Sepertinya kita masih punya PR panjang untuk membangun paradigma pendidikan yang lebih membebaskan dan memberdayakan, atau jika meminjam istilah Mas Menteri Pendidikan dengan konsep merdeka belajar. Dimana kemandirian belajar terus tumbuh di setiap keluarga, termasuk memiliki kesiapan ketika bencana melanda.
Di dalam kontruksi masyarakat yang beragam ini, konsep New Normal tentu perlu diuji lebih dalam lagi. Sebab, bisa jadi konsep semacam ini masih belum relavan bagi sebagian kelompok masyarakat. Apalagi kesenjangan pendidikan masih dirasakan cukup tinggi. Belum lagi kita melihat tingkat literasi masyarakat yang masih menunjukkan nilai yang merosot. Tak heran jika sebuah bangsa yang literasinya rendah akan berpotensi menghasilkan sikap, perilaku dan tindakan yang gagap saat menghadapai kondisi pandemi atau sebuah bencana.
Masih segar ingatan kita di awal sebelum kasus pertama ditemukan di Indonesia.
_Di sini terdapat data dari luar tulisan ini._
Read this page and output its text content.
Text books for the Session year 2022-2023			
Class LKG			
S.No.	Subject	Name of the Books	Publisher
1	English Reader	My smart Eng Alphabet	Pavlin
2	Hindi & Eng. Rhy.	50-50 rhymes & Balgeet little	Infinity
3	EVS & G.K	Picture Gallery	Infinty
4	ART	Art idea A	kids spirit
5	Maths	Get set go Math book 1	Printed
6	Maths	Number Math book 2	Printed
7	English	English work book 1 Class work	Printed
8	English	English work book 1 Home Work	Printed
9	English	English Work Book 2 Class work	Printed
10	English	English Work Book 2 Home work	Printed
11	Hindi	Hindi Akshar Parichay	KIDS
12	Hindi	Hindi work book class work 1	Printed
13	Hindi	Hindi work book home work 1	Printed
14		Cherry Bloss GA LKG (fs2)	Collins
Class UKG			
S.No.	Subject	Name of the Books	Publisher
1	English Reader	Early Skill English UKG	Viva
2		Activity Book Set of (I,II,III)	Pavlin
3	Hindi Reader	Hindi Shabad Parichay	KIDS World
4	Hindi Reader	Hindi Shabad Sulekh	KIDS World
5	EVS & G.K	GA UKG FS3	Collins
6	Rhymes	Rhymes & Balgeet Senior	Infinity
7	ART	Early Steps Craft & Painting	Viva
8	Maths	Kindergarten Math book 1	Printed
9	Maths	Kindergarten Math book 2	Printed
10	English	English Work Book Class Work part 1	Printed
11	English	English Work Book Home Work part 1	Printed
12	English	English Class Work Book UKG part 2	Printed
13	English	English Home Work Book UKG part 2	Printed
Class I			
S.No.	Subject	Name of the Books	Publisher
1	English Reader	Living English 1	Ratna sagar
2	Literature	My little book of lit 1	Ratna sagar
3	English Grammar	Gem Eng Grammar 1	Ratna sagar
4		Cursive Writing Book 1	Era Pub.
Bagaimana sikap pemerintah yang acuh dan menganggap sepele wabah Covid-19 ini meskipun WHO sudah memberikan alarm buat Indonesia. Alhasil, sejak tanggal 2 Maret hingga tulisan ini ditulis sudah ada 31.186 kasus terkonfirmasi positif.
Mirisnya, diawal sebelum kasus ditemukan, pemerintah justru memberi diskon tiket penerbangan murah bagi para wisatawan yang ingin berkunjung ke Indonesia. Sektor pariwisata justru makin digeber promosiknya demi mengamankan pertumbuhan ekonomi di dalam negeri.
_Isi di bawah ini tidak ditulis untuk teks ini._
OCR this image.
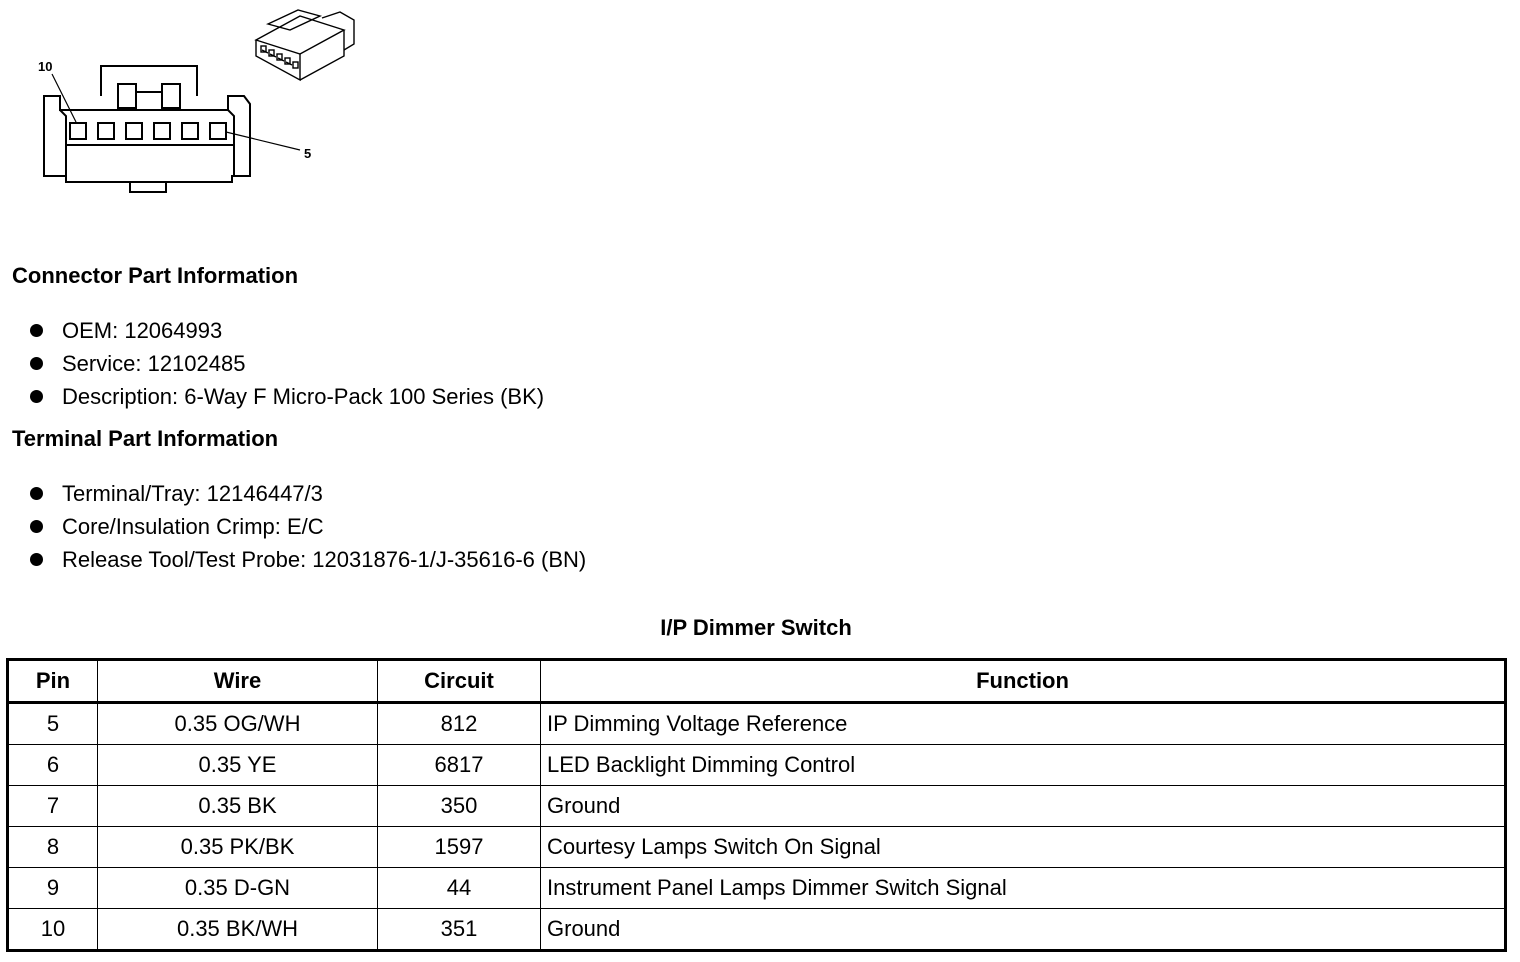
10
5
Connector Part Information
OEM: 12064993
Service: 12102485
Description: 6-Way F Micro-Pack 100 Series (BK)
Terminal Part Information
Terminal/Tray: 12146447/3
Core/Insulation Crimp: E/C
Release Tool/Test Probe: 12031876-1/J-35616-6 (BN)
I/P Dimmer Switch
Pin	Wire	Circuit	Function
5	0.35 OG/WH	812	IP Dimming Voltage Reference
6	0.35 YE	6817	LED Backlight Dimming Control
7	0.35 BK	350	Ground
8	0.35 PK/BK	1597	Courtesy Lamps Switch On Signal
9	0.35 D-GN	44	Instrument Panel Lamps Dimmer Switch Signal
10	0.35 BK/WH	351	Ground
Yang menarik juga, saat ini di Banyuwangi melalui Dinas Pariwisata sedang mempersiapkan destinasi wisata berkonsep New Normal. Ada 8 destinasi wisata percontohan, diantaranya Bangsring Underwater, Pulau Tabuhan, Pulau Merah, Taman Nasional Alas Purwo, Jawatan, Cacalan, Watu Dodol, Waru Mustika. Jika delapan destinasi ini sukses, pemerintah Kabupaten Banyuwangi, baru akan dipikirkan untuk membuka destinasi lainnya.
Kita semua tentu sepakat soal upaya pemerintah untuk menumbuhkan kembali ekonomi yang mengalami keterpurukan melalui sektor pariwisata. Hanya saja, kita masih melihat melihat kebijakan pemerintah ini belum cukup adil, sebab kebijakan yang diambil belum banyak berpihak dari sudut pandang anak-anak.
Komisi Perlindungan Anak Indonesia (KPAI) menerima pengaduan sejumlah orangtua siswa yang menyatakan bahwa anak-anak mengalami stress. Faktornya tentu beragam, mulai dari tugas yang menumpuk, mekanisme belajar jarak jauh serta kesiapan orangtua untuk menjadi teman belajar bagi anak yang masih sangat kurang.
Harusnya, jika Banyuwangi sempat meraih penghargaan menjadi Kota Layak Anak (KLA), berbagai program yang dirancang untuk mendukung pemenuhan hak anak harusnya melihat dari kebutuhan yang ada saat ini. Sehingga, layanan dari perspektif anak benar-benar dirasakan manfaatnya hingga ke akar rumput.